How to fix it: Make sure they hear about it from you, not someone else. Accept responsibility and avoid being defensive. Focus on correcting the error and getting the project back on track.

2. Badmouthing

You badmouthed an employer and he finds out about it. You were quoted on television criticising the corporation or the CEO.

How to fix it: Apologise. If the media was involved or too much damage was done, you may need to offer to resign before you get fired.

3. Breaching confidentiality

You used your position for your own benefit, engaging in insider trading and giving stock tips to friends. You fell prey to an unscrupulous reporter.

How to fix it: Don’t try to cover it up. You’ll just compound the problem. Avoid blaming a third party or you’ll confirm people’s opinions that you are weak and cannot be trusted. Admit your error or call your lawyer — fast.

4. Caught you!

You got caught taking care of personal matters during work hours. You used company equipment and supplies for your own extracurricular projects or made lengthy long distance calls. Your expense claim contained false entries and the auditor has questioned the unscrupulous discrepancies.

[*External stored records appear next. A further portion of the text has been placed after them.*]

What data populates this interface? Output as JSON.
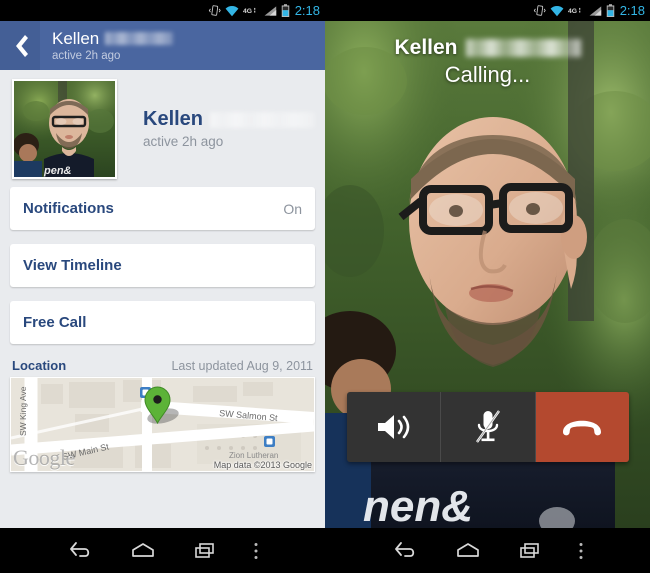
{
  "status_bar": {
    "time": "2:18",
    "icons": [
      "vibrate-icon",
      "wifi-icon",
      "4g-lte-icon",
      "signal-bars-icon",
      "battery-icon"
    ],
    "network_label": "4G",
    "accent_color": "#33b5e5"
  },
  "left_screen": {
    "header": {
      "back_icon": "back-chevron-icon",
      "name": "Kellen",
      "name_redacted": true,
      "subtitle": "active 2h ago",
      "bg_color": "#4a66a0"
    },
    "profile": {
      "name": "Kellen",
      "name_redacted": true,
      "subtitle": "active 2h ago",
      "photo_alt": "profile-photo"
    },
    "cards": [
      {
        "label": "Notifications",
        "value": "On"
      },
      {
        "label": "View Timeline",
        "value": ""
      },
      {
        "label": "Free Call",
        "value": ""
      }
    ],
    "location": {
      "title": "Location",
      "last_updated": "Last updated Aug 9, 2011",
      "map": {
        "streets": [
          "SW King Ave",
          "SW Main St",
          "SW Salmon St"
        ],
        "place_label": "Zion Lutheran",
        "attribution": "Map data ©2013 Google",
        "watermark": "Google",
        "pin_color": "#5cb338"
      }
    }
  },
  "right_screen": {
    "call": {
      "name": "Kellen",
      "name_redacted": true,
      "status": "Calling...",
      "controls": [
        {
          "name": "speaker-button",
          "icon": "speaker-icon",
          "label": "Speaker",
          "color": "#333333"
        },
        {
          "name": "mute-button",
          "icon": "microphone-muted-icon",
          "label": "Mute",
          "color": "#333333"
        },
        {
          "name": "end-call-button",
          "icon": "phone-hangup-icon",
          "label": "End call",
          "color": "#b4492f"
        }
      ]
    }
  },
  "nav_bar": {
    "buttons": [
      {
        "name": "back-button",
        "icon": "back-arrow-icon"
      },
      {
        "name": "home-button",
        "icon": "home-icon"
      },
      {
        "name": "recents-button",
        "icon": "recent-apps-icon"
      },
      {
        "name": "overflow-menu-button",
        "icon": "overflow-menu-icon"
      }
    ]
  }
}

How to fix it: Offer to make restitution. Make up the lost time and reimburse the costs. Avoid saying, “We’ve always done it,” or “Everyone else does it.” The only things that matter now are your own actions and your errors in judgment — and how you react.

5. Lack of preparation

You didn’t prepare for a meeting, and found yourself stymied and unable to answer questions fromcoworkers or clients. You were called upon for an opinion and you couldn’t respond because you failed to do your research in advance.

How to fix it: In this instance, contrary to other instances, fake it as best you can. Dropping a line like, “That’s a very good question. I’ll check into it further and get back to you,” can save face and buy you some time. You might also want to offer to relay the requisite information by e-mail, telephone, memo, or in person at a rescheduled meeting.